Les deux hommes arrivèrent devant le Golden Spur. Ils mirent pied à terre et attachèrent leurs montures. Ils pénétrèrent dans l'hôtel sans s'annoncer. Depuis toujours Marvin Brown logeait dans cet établissement quand il faisait halte à El Paso. Le gérant le reconnut, le salua et lui fit signe d'approcher.

- Donc, il n'y rien de bon dans toutes les inventions qui nous viennent de l'Est ? questionna Brian.

- Nope, lança le vieil homme avant de lancer un jet de salive dans un crachoir au sol.

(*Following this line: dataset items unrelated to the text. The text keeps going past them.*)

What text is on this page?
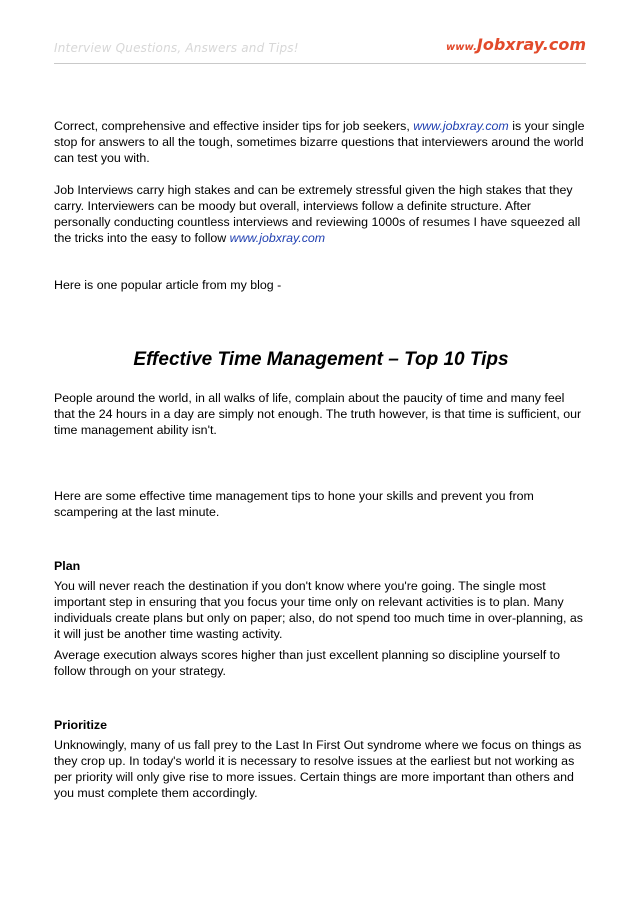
Interview Questions, Answers and Tips!	www.Jobxray.com

Correct, comprehensive and effective insider tips for job seekers, www.jobxray.com is your single stop for answers to all the tough, sometimes bizarre questions that interviewers around the world can test you with.

Job Interviews carry high stakes and can be extremely stressful given the high stakes that they carry. Interviewers can be moody but overall, interviews follow a definite structure. After personally conducting countless interviews and reviewing 1000s of resumes I have squeezed all the tricks into the easy to follow www.jobxray.com

Here is one popular article from my blog -

Effective Time Management – Top 10 Tips

People around the world, in all walks of life, complain about the paucity of time and many feel that the 24 hours in a day are simply not enough. The truth however, is that time is sufficient, our time management ability isn't.

Here are some effective time management tips to hone your skills and prevent you from scampering at the last minute.

Plan

You will never reach the destination if you don't know where you're going. The single most important step in ensuring that you focus your time only on relevant activities is to plan. Many individuals create plans but only on paper; also, do not spend too much time in over-planning, as it will just be another time wasting activity.

Average execution always scores higher than just excellent planning so discipline yourself to follow through on your strategy.

Prioritize

Unknowingly, many of us fall prey to the Last In First Out syndrome where we focus on things as they crop up. In today's world it is necessary to resolve issues at the earliest but not working as per priority will only give rise to more issues. Certain things are more important than others and you must complete them accordingly.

Se tournant vers le gérant, il reprit :

- Tu as un message pour moi ?

- Oui, répondit l'homme avec un grand sourire. J'ai reçu un télégramme pour vous il y a cinq jours me demandant d'aller vous chercher un paquet à la poste restante. Il y avait cette lettre dactylographiée et cette photographie qui vous étaient arrivées par le train.

Surpris et tremblant, Marvin prit le petit paquet que lui tendait l'hôtelier. Il y découvrit une longue lettre de sa fille qui se concluait par cette phrase : « Et pour toi mon papa chéri, j'ai fait faire une photographie de ton petit-fils Josuah, né le 17 décembre ». Une larme de joie roula sur sa joue creusée par les ans. Le vieux cow-boy se racla la gorge et se tourna vers son jeune compagnon :

- Le progrès a au moins un avantage, concéda-t-il. Il nous apprend l'humilité et que nul n'est infaillible.